Mon équipement comprend un sac à dos d’urgence avec une liste de différentes coordonnées des différents pasteurs que je peux alors appeler. Le sac à dos contient également un briquet et une lampe de poche, car je dois parfois marcher le long du remblai d’une voie de chemin de fer, ainsi que de petits animaux en peluche emballés qui permettent de distraire assez facilement les enfants des familles. De plus, j’ai toujours un paquet de cigarettes sur moi. Je ne fume pas, mais parfois les gens souhaitent fumer une cigarette pour se calmer. Parfois, je dois même utiliser le sac à dos pour protéger les personnes concernées. Par exemple, si une femme, après que je lui ai annoncé la mort de son mari, commence à se taper la tête contre le mur, je peux tenir le sac à dos entre elle et le mur. En outre, mon sac à dos d’urgence contient également un gilet violet sur lequel il est écrit au dos « aumônier d’urgence ». Je ne porte évidemment pas le gilet dans le cadre domestique, mais lors d’interventions publiques, lorsque les pompiers et la police sont présents. Si les choses se passent sans la police, je m’annonce toujours directement à la direction de l’intervention, aux pompiers, comme étant aumônier d’urgence. Avec le gilet, on me reconnaît immédiatement.
Apportez-vous également un soutien spirituel aux forces d’intervention après une telle intervention ?
Oui, car les pompiers ont parfois vu des choses oppressantes. C’est pourquoi, après une intervention, je me rends toujours encore à la caserne pour apporter un soutien spirituel aux forces d’intervention.
Vous venez de dire que les forces d’intervention voient des choses très oppressantes lors de certaines interventions. Comment parvenez-vous vous-même à gérer ces images ?
Dans l’aumônerie d’urgence, on peut retravailler ce qui a été vécu, si l’aumônier sent que cela lui pèse trop. Il existe un centre à cet effet à Hanovre. Dans ce dernier, l’Église protestante coordonne des formations continues et le suivi psychologique des aumôniers. Les aumôniers ont ici la possibilité d’être suivis par un psychothérapeute.
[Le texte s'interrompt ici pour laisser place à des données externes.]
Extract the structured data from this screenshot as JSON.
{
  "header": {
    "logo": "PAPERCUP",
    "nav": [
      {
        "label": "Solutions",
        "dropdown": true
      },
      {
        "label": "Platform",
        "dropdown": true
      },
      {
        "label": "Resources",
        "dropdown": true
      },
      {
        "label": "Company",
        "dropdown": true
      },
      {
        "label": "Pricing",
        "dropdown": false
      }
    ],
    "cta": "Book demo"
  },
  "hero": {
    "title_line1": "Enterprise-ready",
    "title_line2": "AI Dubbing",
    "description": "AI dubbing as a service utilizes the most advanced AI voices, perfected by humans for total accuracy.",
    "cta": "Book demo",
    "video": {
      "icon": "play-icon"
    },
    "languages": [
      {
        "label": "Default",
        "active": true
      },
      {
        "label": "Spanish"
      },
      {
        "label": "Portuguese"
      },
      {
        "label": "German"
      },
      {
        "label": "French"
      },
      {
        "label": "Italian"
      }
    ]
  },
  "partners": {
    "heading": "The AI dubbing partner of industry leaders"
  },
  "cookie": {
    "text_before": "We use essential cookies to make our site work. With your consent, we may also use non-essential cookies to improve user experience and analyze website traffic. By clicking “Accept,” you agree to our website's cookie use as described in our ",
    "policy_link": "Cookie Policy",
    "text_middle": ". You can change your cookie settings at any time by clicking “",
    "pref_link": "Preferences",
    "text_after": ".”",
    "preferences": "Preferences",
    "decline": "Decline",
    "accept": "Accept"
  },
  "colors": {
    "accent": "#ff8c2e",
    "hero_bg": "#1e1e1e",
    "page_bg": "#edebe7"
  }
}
Associez-vous la pastorale du deuil à la pastorale d’urgence ?
Oui, absolument ! Beaucoup de gens n’ont absolument aucun soutien. Ils tombent dans un grand trou noir après l’annonce d’un décès et auraient même parfois besoin d’une aide professionnelle. Ils devraient alors suivre une psychothérapie. Mais j’ai parfois l’impression que chez nous, tout ce qui compte, c’est : plus beau, meilleur, plus grand, plus loin. Peut-être pouvons-nous considérer le coronavirus comme une chance à cet égard : pour nous apprendre à nous rapprocher à nouveau les uns des autres. Pour que nous ne soyons plus aussi souvent d’humeur à rester indifférents à tout ce qui se passe autour de nous, mais que nous nous préoccupions vraiment de notre voisin, de notre prochain. Je pense que nous devrions saisir cette occasion et redevenir plus gentils, plus attentionnés, plus compatissants les uns envers les autres.
Une version plus longue de cet entretien a été publiée dans l’Almanach Unsere Familie 2021 (uniquement disponible en allemand).